Les divisions alliées restèrent au mouillage de Simonoseki dix jours environ après la suspension des hostilités. Dans leur mémorandum du 25 août, les représentans étrangers à Yokohama, indiquant aux commandans en chef une ligne générale de conduite, signalaient à leur attention deux points principaux. Ils demandaient d’abord qu’on s’emparât d’une position importante du détroit et qu’on la conservât comme gage jusqu’au jour où, par l’intermédiaire du taïkoun, le prince de Nagato aurait consenti à payer une indemnité en compensation des frais de la guerre. Ils demandaient ensuite qu’on examinât, au point de vue maritime, s’il y aurait avantage à réclamer l’ouverture, dans le détroit de Simonoseki, d’un nouveau port commercial. Sur le premier point, il parut difficile au commandant en chef de notre division navale de suivre la marche proposée. L’occupation plus ou moins prolongée d’une partie quelconque du détroit exigerait un déploiement de forces auquel les Anglais pourraient seuls suffire au moyen de leur bataillon de soldats de marine. Il est vrai qu’une clause d’un autre mémorandum des ministres européens signé le 22 juillet 1864 stipulait qu’en cas semblable l’occupation serait faite au nom des quatre nations alliées pour l’entreprise ; mais la présence de troupes au milieu des populations du pays, en contact avec l’élément militaire vaincu et probablement surexcité par sa défaite, pouvait amener de fâcheuses complications ; le maintien de quelques navires au mouillage de Simonoseki, sans avoir ces inconvéniens, suffirait à garantir le non-réarmement du détroit et l’exécution des clauses de l’armistice. Le vice-amiral Kuper se rangea à cet avis. Quant au commodore hollandais, il avait la plus grande hâte de renvoyer à Batavia trois de ses navires, conformément à des ordres précis du gouvernement des Indes néerlandaises. Le premier point fut donc ainsi réglé.

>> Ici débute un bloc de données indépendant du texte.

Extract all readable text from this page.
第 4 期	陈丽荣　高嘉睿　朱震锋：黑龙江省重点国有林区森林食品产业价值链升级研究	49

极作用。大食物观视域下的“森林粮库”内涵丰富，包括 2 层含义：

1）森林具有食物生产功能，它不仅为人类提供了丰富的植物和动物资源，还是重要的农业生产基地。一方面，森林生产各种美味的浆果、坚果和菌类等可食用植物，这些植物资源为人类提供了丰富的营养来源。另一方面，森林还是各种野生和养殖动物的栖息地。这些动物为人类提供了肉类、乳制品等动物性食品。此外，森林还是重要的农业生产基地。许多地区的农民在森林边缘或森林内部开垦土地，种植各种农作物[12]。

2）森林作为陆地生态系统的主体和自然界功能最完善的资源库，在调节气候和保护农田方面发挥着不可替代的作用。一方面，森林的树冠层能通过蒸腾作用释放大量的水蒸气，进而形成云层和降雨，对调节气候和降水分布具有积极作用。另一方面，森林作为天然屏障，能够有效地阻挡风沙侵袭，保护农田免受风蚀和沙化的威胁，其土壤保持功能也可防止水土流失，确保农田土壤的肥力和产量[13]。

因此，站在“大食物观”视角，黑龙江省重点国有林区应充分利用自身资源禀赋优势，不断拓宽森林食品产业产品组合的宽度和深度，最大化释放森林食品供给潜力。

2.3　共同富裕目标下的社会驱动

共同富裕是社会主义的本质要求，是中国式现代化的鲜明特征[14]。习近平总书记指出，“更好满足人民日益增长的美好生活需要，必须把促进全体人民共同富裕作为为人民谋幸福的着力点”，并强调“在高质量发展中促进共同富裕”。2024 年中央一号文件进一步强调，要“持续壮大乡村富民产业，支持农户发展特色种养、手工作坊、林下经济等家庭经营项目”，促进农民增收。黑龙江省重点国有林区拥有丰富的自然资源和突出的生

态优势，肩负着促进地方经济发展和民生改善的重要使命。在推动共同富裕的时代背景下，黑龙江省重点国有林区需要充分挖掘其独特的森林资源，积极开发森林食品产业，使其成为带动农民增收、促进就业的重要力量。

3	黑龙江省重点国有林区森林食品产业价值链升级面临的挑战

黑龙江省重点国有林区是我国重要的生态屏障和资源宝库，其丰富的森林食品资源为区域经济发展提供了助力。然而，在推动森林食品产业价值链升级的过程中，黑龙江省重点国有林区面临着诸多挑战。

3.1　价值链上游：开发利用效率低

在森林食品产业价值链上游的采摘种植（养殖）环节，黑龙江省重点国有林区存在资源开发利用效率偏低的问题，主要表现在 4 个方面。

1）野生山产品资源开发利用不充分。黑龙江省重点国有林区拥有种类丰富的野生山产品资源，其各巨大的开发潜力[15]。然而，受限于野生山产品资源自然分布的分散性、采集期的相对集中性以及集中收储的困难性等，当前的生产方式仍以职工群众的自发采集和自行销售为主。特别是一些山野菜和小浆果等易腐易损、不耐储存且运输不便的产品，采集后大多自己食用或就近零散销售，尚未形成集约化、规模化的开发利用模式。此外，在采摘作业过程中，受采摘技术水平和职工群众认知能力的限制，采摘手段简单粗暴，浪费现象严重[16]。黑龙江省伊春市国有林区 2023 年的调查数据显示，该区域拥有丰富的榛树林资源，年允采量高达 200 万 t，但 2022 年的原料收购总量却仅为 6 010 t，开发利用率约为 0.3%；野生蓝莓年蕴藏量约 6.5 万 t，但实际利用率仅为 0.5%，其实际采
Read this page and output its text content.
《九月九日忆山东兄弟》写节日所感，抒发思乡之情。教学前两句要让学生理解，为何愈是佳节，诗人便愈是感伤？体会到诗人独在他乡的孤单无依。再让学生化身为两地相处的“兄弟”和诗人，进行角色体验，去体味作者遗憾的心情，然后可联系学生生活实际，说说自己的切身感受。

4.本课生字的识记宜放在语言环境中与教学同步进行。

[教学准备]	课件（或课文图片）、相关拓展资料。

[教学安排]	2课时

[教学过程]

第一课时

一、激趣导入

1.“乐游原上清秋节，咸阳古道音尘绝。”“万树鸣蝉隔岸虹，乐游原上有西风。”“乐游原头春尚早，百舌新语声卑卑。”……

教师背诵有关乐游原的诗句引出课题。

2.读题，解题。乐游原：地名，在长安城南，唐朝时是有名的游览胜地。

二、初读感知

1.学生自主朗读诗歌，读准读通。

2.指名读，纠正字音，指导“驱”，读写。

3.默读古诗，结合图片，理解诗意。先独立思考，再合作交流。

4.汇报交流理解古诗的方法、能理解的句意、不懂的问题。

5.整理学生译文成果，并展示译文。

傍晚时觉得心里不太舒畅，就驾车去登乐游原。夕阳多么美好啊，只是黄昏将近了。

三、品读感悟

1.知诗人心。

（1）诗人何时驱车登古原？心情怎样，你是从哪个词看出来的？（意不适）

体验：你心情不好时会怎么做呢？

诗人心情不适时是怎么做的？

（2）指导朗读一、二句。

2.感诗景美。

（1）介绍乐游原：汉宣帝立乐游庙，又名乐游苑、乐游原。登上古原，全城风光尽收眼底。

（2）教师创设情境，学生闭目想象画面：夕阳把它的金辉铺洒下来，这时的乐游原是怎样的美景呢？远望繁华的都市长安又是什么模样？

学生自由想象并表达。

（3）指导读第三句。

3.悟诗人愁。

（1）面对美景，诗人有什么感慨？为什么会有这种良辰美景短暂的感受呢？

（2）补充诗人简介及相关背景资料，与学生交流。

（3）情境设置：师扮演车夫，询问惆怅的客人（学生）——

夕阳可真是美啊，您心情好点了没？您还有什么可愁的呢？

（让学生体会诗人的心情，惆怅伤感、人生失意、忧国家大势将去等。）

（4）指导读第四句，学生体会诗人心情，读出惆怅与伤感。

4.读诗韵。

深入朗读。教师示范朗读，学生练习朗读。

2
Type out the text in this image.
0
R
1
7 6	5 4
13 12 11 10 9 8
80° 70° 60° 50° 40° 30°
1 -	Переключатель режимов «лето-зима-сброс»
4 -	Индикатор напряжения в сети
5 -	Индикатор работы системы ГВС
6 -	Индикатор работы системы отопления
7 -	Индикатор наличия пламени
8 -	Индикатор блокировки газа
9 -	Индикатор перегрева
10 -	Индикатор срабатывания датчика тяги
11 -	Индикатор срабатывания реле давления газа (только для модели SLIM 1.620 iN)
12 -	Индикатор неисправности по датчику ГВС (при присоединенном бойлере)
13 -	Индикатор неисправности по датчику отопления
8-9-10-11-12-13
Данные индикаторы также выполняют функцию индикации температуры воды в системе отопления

Quant au second, l’avis des commandans en chef fut qu’en raison de la violence, des courans, la côte de Simonoseki n’offrait nulle part un mouillage praticable aux navires de commerce : la baie de Mozi pouvait seule être utilisée pour la création d’un port ; mais dès lors on était amené à fonder l’établissement commercial sur la côte sud du détroit, perdant ainsi les avantages de la proximité d’une ville commerçante. En résumé, devant les difficultés pratiques d’une semblable entreprise, il paraissait plus simple et plus rationnel de songer à avancer le terme fixé pour la prochaine ouverture du port d’Osaka, infiniment mieux situé comme débouché des produits du pays.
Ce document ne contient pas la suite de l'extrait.